Michele Sabrina Hinojosa and her sister, Rocío Romero, used a cellphone to do school assignments during part of the 2020 school year.

Adjusting for inflation, the Asociación Civil por la Igualdad y la Justicia (Civil Association for Equality and Justice), a human rights advocacy organization, says the budget for Plan S@rmiento BA has plummeted by 48% since 2019.

The association says 372 million Argentine pesos (about $4 million) were transferred from the Plan S@rmiento BA budget to private education at the end of 2020, which the government denies.

“The cuts to the Plan S@rmiento are very negative,” says Amanda Martín, union secretary of the Asociación Docente Ademys (Association of Secondary and Higher Education Teachers). “On the contrary, they should allocate more funds to it. There should be a massive program for the distribution of devices. Those who were left out were the poorest students.”

Created in 2011, Plan S@rmiento BA at first distributed a computer to each public school student and teacher. They could take the laptops home and had access to them even during school vacations.

That changed in 2018, when pupils no longer got their own computer. They could use laptops only in groups at school.

In May 2020, the Subsecretaría de Tecnología Educativa y Sustentabilidad (Undersecretariat of Educational Technology and Sustainability) allowed schools to lend equipment from Plan S@rmiento BA to students in socioeconomically vulnerable situations who didn’t have other devices.

According to the Buenos Aires Ministry of Education, students received 31,298 computers in 2020. But the Civil Association for Equality and Justice says that in a system with 712,640 learners, more than 68,000 students still didn’t have access to a computer.

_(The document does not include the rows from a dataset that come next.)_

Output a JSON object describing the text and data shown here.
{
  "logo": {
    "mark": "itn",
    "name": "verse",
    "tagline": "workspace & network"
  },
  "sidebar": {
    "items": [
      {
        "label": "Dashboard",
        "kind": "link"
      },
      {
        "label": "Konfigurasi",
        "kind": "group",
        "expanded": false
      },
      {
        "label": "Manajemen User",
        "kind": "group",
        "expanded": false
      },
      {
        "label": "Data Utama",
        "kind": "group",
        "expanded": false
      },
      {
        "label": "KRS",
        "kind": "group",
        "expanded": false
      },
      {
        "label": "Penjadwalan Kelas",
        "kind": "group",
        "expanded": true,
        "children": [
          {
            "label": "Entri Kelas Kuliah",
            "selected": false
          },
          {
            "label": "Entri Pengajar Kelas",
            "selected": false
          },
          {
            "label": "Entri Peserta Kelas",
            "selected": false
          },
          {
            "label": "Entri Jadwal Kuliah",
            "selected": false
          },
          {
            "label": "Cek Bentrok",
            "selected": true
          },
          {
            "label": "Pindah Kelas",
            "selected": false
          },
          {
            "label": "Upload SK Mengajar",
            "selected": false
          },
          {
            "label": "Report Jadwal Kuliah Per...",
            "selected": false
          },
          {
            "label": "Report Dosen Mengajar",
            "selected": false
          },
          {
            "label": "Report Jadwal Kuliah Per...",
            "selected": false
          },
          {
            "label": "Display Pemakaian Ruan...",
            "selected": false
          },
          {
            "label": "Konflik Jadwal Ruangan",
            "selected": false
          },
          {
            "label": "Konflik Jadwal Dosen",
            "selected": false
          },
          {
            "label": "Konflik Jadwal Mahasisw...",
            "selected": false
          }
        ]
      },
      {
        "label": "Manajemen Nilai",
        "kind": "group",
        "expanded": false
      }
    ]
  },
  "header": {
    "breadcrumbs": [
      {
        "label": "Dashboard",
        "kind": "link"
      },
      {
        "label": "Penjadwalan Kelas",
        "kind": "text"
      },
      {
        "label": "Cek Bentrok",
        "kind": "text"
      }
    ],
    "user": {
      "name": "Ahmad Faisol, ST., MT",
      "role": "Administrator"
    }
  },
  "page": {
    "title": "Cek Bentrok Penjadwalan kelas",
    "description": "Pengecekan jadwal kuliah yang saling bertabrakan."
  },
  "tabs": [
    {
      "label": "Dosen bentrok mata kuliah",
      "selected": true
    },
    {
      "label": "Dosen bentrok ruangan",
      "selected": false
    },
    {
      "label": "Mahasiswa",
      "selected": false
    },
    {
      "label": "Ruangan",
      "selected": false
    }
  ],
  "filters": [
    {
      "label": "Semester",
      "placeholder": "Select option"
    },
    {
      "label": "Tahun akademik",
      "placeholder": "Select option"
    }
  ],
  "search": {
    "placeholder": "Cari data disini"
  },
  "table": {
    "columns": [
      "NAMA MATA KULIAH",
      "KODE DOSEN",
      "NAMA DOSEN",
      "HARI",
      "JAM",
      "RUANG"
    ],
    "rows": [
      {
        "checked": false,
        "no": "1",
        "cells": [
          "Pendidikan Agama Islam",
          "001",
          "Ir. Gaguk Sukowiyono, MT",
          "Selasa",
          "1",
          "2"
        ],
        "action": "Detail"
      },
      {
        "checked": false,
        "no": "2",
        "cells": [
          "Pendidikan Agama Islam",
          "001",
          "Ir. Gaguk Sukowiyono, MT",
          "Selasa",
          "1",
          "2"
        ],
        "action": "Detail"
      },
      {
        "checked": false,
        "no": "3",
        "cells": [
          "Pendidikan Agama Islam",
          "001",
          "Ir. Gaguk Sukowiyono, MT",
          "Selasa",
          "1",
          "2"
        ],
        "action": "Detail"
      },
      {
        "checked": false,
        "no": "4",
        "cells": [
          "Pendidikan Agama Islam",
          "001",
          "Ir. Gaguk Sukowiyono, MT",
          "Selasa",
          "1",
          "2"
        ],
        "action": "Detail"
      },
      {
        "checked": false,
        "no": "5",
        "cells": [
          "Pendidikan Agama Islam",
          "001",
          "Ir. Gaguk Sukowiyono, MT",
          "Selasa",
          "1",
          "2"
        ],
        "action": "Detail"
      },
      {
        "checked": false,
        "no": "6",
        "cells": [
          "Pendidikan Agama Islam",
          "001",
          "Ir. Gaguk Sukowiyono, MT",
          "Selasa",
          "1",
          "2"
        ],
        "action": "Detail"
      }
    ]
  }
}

Then there are students like Michele Sabrina Hinojosa, who has asthma and in 2020 came down with COVID-19, the disease caused by the coronavirus. Face-to-face classes pose a serious health risk for her.

Hinojosa, 16, has access to her younger sister’s laptop, which the family received through Plan S@rmiento BA five years ago. Their mother, Patricia Romero, works in a soup kitchen and as a maintenance worker in Barrio 20, a neighborhood in Buenos Aires. The family rents a room with a single small window and a table that serves as a counter, dining table and desk.

“I was hoping they would give me the computer so I could do my assignments. It was kind of disappointing. Now, I don’t think I’ll pass."15-year-old student

The house where they rent the room gets almost no cellphone signal. Romero must buy internet data, which she can barely afford.

“We have to recharge 300 to 400 pesos [$3.25 to $4.33] each day in order to do the classes,” Romero says. “I’ve spent all my savings on photocopies and the internet.”

Bernardo Pérez Etchegoyen, who teaches at Axel’s middle school, says students with no connectivity or access to a computer lose at least 10 hours of class time per week.

The Civil Association for Equality and Justice has sued the Buenos Aires government, hoping to force the government to provide internet service and devices for students, like Hinojosa, who cannot attend classes in person.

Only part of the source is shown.